The bull market's rebound has pushed chip stocks to their most overbought levels in fifteen months as measured by the sector's surging relative strength, which could lead to a pullback. Chip stocks' relative strength index (RSI), a key momentum gauge, has risen to as high as 70 for the VanEck Vectors Semiconductor ETF (SMH), a threshold which has historically signaled overbought conditions, per a detailed story in CNBC.

Many chip stocks have sped way ahead of the market this year, including Intel Corp. (INTC), Advanced Micro Devices Inc. (AMD), Texas Instruments Inc. (TXN), Universal Display Corp. (OLED), Skyworks Solutions Inc. (SWKS), and ON Semiconductor Corp. (ON), among others.

6 Chip High-Fliers

(YTD Stock Performance)

  • Intel Corp. (INTC), 24.7%
  • Skyworks Solutions Inc. (SWKS); 32.2%
  • Texas Instruments Inc. (TXN); 21.4%
  • Taiwan Semiconductor Manufacturing Co. (TSM); 22.2%
  • Nvidia Corp. (NVDA); 40.2%
  • ON Semiconductor Corp. (ON); 37%

Source: Investopedia

14% Plunge After Last Peak

The last time the SMH's RSI was as high as 70 was in early 2018. After that last peak, the sector suffered a 14% drop in less than three weeks.

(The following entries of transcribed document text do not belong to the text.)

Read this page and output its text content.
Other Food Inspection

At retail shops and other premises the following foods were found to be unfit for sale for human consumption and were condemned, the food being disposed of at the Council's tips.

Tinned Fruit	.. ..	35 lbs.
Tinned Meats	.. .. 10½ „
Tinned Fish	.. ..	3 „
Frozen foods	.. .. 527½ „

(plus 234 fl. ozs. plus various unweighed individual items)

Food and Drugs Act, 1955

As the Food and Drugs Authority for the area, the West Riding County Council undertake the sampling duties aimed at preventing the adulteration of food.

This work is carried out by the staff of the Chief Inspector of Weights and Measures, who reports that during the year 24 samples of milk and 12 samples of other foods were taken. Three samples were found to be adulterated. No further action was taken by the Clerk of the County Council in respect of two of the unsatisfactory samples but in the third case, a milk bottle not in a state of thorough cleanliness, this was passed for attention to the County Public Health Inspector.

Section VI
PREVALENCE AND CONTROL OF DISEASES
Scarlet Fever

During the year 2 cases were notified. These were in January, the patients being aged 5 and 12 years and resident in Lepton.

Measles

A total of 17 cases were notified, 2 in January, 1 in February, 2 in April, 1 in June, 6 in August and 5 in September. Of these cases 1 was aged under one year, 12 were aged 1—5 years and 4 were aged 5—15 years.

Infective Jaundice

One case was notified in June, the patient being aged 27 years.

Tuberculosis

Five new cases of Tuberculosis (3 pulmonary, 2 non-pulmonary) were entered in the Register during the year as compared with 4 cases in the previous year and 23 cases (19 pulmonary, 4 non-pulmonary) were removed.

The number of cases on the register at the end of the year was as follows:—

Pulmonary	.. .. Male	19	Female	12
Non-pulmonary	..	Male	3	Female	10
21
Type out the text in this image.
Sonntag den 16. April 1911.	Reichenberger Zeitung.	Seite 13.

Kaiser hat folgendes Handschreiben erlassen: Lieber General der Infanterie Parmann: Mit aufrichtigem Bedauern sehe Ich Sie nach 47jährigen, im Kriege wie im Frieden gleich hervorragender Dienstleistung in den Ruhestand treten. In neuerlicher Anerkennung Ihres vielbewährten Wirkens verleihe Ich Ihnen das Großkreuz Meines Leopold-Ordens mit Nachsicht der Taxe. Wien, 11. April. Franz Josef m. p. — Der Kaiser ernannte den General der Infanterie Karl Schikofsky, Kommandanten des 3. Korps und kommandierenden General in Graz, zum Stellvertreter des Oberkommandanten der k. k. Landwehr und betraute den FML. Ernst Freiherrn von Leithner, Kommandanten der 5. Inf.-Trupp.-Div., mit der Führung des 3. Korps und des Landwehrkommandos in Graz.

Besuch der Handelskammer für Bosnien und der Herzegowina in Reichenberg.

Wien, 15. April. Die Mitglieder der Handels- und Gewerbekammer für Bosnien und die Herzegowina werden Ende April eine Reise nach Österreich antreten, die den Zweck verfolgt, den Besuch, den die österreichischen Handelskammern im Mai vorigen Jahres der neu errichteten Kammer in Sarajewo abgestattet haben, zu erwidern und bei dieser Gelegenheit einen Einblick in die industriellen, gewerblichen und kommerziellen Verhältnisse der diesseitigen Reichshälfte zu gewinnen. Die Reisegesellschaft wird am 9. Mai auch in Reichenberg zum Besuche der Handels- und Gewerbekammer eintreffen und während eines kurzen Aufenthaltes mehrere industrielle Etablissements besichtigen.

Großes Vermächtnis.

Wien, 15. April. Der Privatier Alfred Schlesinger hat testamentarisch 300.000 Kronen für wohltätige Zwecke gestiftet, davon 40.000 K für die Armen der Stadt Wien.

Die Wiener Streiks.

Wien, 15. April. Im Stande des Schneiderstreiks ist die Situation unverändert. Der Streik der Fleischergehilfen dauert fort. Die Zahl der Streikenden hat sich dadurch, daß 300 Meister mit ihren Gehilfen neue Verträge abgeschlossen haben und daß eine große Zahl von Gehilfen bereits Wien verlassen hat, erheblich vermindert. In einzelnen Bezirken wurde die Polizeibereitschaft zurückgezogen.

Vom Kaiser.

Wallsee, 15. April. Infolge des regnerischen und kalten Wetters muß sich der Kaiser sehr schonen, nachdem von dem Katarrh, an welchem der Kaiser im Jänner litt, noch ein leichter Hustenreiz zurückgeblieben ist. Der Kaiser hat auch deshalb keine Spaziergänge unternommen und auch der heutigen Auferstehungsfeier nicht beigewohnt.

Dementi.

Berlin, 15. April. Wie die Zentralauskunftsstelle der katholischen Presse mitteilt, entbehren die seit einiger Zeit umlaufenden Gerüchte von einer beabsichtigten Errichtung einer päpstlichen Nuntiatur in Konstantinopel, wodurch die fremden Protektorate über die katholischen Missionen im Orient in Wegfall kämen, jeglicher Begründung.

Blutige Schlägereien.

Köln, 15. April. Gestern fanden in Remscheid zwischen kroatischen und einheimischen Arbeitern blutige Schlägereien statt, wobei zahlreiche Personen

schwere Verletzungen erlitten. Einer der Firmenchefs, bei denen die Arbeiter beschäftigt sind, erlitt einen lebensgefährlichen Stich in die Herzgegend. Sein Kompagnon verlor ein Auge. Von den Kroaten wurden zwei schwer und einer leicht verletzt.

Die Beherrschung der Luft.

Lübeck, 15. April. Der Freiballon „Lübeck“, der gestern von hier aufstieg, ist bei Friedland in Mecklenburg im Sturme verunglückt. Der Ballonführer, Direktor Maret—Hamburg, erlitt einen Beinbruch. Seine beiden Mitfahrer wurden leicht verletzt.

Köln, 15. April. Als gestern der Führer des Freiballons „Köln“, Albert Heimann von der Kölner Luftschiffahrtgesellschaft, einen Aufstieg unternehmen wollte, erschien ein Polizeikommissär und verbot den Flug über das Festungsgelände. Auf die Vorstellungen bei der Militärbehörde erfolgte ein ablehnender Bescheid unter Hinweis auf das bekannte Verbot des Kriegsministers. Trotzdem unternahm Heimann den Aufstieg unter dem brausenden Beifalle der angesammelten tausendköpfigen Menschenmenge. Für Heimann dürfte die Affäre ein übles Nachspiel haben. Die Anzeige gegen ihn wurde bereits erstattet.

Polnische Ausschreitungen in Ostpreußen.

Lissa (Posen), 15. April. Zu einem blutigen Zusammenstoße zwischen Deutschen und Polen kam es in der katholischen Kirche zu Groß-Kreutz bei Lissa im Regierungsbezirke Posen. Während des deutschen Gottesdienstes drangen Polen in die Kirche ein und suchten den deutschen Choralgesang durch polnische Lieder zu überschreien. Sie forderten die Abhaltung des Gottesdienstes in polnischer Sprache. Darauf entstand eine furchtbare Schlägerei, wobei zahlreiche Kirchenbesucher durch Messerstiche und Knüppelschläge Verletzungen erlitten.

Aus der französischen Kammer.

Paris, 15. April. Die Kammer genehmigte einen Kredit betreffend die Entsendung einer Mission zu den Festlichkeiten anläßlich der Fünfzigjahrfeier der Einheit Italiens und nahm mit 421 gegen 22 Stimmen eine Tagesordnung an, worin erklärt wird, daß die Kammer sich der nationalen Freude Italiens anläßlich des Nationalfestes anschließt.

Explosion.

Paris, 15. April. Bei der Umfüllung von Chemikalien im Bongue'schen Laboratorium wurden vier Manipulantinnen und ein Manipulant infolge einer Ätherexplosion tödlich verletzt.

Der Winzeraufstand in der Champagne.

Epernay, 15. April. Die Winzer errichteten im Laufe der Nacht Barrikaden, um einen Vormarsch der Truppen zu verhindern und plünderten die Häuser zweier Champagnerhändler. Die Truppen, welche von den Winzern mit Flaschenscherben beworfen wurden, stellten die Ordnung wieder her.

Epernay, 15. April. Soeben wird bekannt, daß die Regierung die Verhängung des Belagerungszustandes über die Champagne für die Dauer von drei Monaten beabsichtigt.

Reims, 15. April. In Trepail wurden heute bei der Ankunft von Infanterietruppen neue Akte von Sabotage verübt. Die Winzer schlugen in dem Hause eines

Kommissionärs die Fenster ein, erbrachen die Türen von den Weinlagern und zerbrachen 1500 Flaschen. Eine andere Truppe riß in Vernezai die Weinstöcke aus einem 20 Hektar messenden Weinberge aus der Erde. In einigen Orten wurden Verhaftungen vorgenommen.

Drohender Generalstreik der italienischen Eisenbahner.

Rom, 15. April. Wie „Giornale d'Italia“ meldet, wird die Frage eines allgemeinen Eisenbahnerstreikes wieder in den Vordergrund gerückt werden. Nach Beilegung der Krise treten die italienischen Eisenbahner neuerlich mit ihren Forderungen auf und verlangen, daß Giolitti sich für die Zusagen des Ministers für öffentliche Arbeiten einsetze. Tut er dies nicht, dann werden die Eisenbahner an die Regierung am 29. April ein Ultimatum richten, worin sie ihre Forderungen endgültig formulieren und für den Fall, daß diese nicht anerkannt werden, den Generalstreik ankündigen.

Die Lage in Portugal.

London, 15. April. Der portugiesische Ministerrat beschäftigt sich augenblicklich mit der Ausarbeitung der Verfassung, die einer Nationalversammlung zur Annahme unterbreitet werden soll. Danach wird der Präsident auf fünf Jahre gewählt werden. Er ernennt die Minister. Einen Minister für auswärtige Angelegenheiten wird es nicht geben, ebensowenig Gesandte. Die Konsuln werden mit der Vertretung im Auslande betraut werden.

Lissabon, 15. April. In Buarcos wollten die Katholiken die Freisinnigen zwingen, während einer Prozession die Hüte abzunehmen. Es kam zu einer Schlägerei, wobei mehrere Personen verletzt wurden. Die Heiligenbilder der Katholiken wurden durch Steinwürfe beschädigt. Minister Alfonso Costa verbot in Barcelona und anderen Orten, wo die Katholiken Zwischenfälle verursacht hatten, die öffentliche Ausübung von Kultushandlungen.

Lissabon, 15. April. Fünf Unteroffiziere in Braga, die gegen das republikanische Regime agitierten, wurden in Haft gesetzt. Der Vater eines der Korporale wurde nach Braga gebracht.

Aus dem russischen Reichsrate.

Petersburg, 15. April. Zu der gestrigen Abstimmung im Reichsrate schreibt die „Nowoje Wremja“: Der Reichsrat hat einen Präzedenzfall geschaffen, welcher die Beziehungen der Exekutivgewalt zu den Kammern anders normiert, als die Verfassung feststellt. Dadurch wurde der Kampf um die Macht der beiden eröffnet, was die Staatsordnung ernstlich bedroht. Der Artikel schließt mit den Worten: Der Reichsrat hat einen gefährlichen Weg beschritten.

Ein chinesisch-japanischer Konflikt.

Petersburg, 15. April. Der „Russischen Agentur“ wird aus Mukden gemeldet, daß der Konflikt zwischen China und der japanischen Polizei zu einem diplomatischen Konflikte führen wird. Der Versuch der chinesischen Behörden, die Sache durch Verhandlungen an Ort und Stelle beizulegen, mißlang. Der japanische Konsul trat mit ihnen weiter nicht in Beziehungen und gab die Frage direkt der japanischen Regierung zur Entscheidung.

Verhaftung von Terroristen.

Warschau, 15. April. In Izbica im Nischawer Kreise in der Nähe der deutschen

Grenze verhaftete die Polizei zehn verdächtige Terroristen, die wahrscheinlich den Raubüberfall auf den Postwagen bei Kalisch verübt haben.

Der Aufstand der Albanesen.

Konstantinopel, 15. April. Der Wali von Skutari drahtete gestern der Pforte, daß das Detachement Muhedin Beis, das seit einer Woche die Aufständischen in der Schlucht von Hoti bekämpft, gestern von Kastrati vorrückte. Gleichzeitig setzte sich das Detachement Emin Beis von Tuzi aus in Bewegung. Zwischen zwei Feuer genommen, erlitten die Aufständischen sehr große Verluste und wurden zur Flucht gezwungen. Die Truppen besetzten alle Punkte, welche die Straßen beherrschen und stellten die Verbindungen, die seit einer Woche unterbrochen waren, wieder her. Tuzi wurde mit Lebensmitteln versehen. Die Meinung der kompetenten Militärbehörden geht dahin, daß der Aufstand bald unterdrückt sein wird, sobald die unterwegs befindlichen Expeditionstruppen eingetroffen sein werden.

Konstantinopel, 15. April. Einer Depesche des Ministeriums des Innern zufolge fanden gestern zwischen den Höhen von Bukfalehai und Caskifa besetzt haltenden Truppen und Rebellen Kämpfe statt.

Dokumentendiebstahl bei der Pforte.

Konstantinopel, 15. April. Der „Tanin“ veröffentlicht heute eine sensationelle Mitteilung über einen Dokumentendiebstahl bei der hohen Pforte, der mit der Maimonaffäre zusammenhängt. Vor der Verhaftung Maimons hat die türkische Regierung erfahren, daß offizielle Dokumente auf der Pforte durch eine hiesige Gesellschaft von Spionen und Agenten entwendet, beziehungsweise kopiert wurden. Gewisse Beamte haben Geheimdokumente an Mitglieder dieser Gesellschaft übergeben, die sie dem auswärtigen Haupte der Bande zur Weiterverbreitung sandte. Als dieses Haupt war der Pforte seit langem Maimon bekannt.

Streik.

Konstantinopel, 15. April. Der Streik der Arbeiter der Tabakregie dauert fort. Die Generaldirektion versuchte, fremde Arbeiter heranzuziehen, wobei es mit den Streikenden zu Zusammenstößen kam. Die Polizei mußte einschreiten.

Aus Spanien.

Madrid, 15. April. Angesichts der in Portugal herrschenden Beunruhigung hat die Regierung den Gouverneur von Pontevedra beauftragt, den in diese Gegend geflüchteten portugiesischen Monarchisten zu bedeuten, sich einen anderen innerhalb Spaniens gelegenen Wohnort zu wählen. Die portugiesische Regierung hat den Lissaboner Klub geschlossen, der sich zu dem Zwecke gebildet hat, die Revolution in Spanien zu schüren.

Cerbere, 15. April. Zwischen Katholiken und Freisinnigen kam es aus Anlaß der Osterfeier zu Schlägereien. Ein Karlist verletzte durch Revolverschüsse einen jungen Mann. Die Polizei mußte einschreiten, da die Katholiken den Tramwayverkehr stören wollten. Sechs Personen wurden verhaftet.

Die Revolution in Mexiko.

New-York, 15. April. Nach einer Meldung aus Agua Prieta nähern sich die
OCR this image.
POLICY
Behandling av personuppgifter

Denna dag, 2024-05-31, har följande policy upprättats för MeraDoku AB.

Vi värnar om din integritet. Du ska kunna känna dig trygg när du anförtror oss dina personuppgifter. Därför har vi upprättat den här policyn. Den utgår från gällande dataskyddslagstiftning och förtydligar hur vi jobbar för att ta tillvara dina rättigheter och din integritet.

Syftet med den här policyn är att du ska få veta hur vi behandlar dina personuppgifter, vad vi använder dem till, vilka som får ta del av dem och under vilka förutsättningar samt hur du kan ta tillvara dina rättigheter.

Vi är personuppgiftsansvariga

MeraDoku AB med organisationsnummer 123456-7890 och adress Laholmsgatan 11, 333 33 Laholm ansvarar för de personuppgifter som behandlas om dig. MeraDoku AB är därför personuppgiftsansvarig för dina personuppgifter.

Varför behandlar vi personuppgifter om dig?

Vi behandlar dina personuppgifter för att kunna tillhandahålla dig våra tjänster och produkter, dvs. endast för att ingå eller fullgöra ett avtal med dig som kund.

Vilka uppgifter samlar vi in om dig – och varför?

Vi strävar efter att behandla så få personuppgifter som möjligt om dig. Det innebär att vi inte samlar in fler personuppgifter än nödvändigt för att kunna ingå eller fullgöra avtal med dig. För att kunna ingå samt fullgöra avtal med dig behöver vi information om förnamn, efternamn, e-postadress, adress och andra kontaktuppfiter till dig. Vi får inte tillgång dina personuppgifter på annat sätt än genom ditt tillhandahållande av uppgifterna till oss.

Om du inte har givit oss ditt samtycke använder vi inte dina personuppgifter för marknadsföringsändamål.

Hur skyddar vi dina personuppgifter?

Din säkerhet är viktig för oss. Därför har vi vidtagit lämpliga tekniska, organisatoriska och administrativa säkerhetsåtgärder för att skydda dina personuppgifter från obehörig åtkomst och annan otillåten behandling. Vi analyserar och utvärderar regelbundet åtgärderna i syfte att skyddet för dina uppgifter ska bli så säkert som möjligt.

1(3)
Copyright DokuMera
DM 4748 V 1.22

Gina Sanchez, CEO of Chantico Global, warns that investors should shy away from trading the sector as a group, noting that “there’s a lot of different stories trading in that whole group stocks.” For example, while AMD has skyrocketed 165% over 12 months, rival chip maker Nvidia has tanked 21%. As a result, she says investors should choose stocks from the group wisely.

Some market watchers argue that being overbought may not be bad. “Overbought is just a momentum surge,” said JC O’Hara, chief market technician at MKM Partners. “If you look back at February, as the semis were moving higher, the SMH hit 70. If you sold then, you would have missed an additional 12% on the upside," he added, per CNBC. O’Hara recommends buying on any sort of minor weakness in the chip space, indicating that his team “actually thinks the strong trends continue higher from here.”

Looking Ahead

While chip stocks have rallied on investor optimism, warning signs remain. Last month, European semiconductor maker Infineon Technologies cut its sales guidance for 2019 nearly in half, citing weaker macroeconomic conditions in key markets including China. Additionally, risks surrounding strained U.S.-China trade talks make chip stocks with heavy reliance on the Asian market especially vulnerable, as outlined by the Wall Street Journal. While semis have benefited from the improved outlook for a trade deal, they would be “front and center in terms of being punished if the ultimate trade deal isn’t what investors were hoping,” says analyst Daniel Ives of Wedbush Securities.